By the early 20th century, with the founding of the Iraqi state, the Shabaks increasingly shifted from their traditional religion to orthodox Shia Islam. However, not all of them became Muslim, as some became Yarsani. They were majority Shia by the 21st century. After the war on the Islamic State, the Shabaks were estimated at around 70% Shias, with the rest being Sunnis and a few Christians.
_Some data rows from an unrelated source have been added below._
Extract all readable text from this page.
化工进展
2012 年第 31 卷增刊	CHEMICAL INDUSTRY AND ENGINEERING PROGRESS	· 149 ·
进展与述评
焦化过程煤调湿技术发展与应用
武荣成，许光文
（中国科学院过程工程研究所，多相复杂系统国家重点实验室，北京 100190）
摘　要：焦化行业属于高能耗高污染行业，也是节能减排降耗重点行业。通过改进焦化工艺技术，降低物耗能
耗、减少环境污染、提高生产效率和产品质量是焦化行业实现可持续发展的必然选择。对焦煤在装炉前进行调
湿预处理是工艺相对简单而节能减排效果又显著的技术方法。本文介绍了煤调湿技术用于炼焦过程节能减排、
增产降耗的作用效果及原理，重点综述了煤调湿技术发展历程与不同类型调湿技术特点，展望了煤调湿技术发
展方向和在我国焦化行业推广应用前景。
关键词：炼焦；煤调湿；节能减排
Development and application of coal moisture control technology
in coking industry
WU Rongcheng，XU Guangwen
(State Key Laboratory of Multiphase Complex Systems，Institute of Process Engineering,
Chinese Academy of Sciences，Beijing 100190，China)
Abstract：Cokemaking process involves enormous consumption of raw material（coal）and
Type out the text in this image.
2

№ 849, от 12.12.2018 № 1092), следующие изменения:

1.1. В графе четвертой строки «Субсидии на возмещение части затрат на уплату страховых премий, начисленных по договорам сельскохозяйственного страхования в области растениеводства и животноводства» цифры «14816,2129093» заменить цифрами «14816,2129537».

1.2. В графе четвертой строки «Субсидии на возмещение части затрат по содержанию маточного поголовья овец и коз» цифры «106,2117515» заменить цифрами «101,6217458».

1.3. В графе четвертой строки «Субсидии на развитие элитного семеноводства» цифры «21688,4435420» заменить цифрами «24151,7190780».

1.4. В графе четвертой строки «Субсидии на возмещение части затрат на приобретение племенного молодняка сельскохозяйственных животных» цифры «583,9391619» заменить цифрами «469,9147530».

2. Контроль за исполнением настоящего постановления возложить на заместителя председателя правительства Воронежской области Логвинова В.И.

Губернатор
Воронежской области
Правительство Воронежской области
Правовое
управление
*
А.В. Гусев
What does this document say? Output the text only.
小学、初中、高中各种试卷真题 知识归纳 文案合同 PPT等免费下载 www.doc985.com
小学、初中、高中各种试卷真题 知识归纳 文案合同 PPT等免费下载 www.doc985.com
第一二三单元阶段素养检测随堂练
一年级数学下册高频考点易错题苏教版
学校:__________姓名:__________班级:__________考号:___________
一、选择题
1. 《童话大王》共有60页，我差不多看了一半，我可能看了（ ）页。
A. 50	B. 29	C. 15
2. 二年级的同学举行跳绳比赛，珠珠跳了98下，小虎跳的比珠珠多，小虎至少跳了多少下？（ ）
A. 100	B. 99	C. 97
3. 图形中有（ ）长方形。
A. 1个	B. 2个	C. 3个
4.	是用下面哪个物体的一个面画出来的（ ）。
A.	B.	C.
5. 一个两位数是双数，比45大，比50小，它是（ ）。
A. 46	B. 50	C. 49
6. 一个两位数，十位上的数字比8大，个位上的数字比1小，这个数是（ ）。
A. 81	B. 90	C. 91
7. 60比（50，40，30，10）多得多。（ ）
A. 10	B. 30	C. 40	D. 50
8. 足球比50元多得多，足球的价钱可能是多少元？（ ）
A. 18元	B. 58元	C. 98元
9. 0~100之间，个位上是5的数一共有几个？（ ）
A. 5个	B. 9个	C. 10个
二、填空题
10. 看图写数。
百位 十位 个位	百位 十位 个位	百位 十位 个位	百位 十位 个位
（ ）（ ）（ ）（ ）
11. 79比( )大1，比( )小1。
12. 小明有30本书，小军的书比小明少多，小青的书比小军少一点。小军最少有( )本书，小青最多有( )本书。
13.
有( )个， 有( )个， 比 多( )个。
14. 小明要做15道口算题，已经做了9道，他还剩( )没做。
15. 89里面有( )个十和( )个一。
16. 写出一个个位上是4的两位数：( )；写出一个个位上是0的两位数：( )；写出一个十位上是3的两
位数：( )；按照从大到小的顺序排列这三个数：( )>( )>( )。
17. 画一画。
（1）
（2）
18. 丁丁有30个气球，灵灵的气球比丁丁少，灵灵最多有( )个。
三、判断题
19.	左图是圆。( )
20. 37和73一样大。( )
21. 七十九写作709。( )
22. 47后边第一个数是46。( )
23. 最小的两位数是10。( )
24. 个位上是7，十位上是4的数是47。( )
Religion was a factor in the identification of Shabaks. The Shia Shabaks were divided between those who identified as Kurds and those who identified as a separate group, while the Sunni and Yarsani Shabaks identified as Kurds. Some of them migrated to the KRG and integrated well. The Shabaks who identified as Kurds sided with the KRG and mostly supported the KDP. The Shabaks who identified as a distinct ethnic group supported the Iran-backed militias.

== Settlements ==
List of Shabak–majority settlements in the Nineveh Plains:

- Abbasiyah
- Ali Rash
- Badanat Sufla
- Badanat Ulya
- Basakhrah
- Basatliya Saghirah
- Baybukh
- Bazgirtan
- Bazwaya
- Chunji
- Darawish
- Dayrij
- Gogjali
- Gora Ghariban
- Judaydat
- Kahriz
- Khazna
- Kiretagh / Qaraytagh
- Manara Shabak
- Mufti
- Qara Shor
- Qara Tappa
- Sadah
- Salamiyah
- Shaqoli
- Shahrazad
- Sheikh Amir
- Tahrawa
- Tawajinah
- Terjilleh
- Tiskharab

List of mixed settlements in the Nineveh Plains:
- Abu Jarwan (Shabak–Bajalan Kurdish)
- Bartella (Shabak–Assyrian)
- Basatliya (Shabak–Kurdish)
- Bashbitah (Mixed Kurdish)
- Bashiqa (Shabak–Yezidi)
- Bir Hallan (Mixed Kurdish)
- Birma (Mixed Kurdish)
- Fadila (Mixed Kurdish)
- Hasan Shami (Mixed Kurdish–Arab)
- Jilu Khan (Mixed Kurdish)
- Kabarli (Mixed Kurdish)
- Kanunah (Mixed Kurdish)
- Kharabat Sultan (Mixed Kurdish)
- Khorsabad (Mixed Kurdish)
- Orta Kharab (Mixed Kurdish)
- Bakhdida / Qaraqosh / Hamdaniyah (Assyrian-Shabak)
- Qarqashah (Mixed Kurdish)
- Shamsiyat (Shabak–Turkmen)
- Summaqiyah (Mixed Kurdish)
- Tall Akub (Mixed Kurdish)
- Tallara (Mixed Kurdish)
- Topzawah (Mixed Kurdish)
- Tubraq Ziyarah (Mixed Kurdish)
- Umar Qabji (Mixed Kurdish)
- Umarkan (Mixed Kurdish)
- Yangija (Mixed Kurdish)
- Yarimjah (Shabak–Turkmen)
- Zara Khatun (Mixed Kurdish)

As of March 2019, all of the above settlements are under federal control and are disputed territories of Northern Iraq.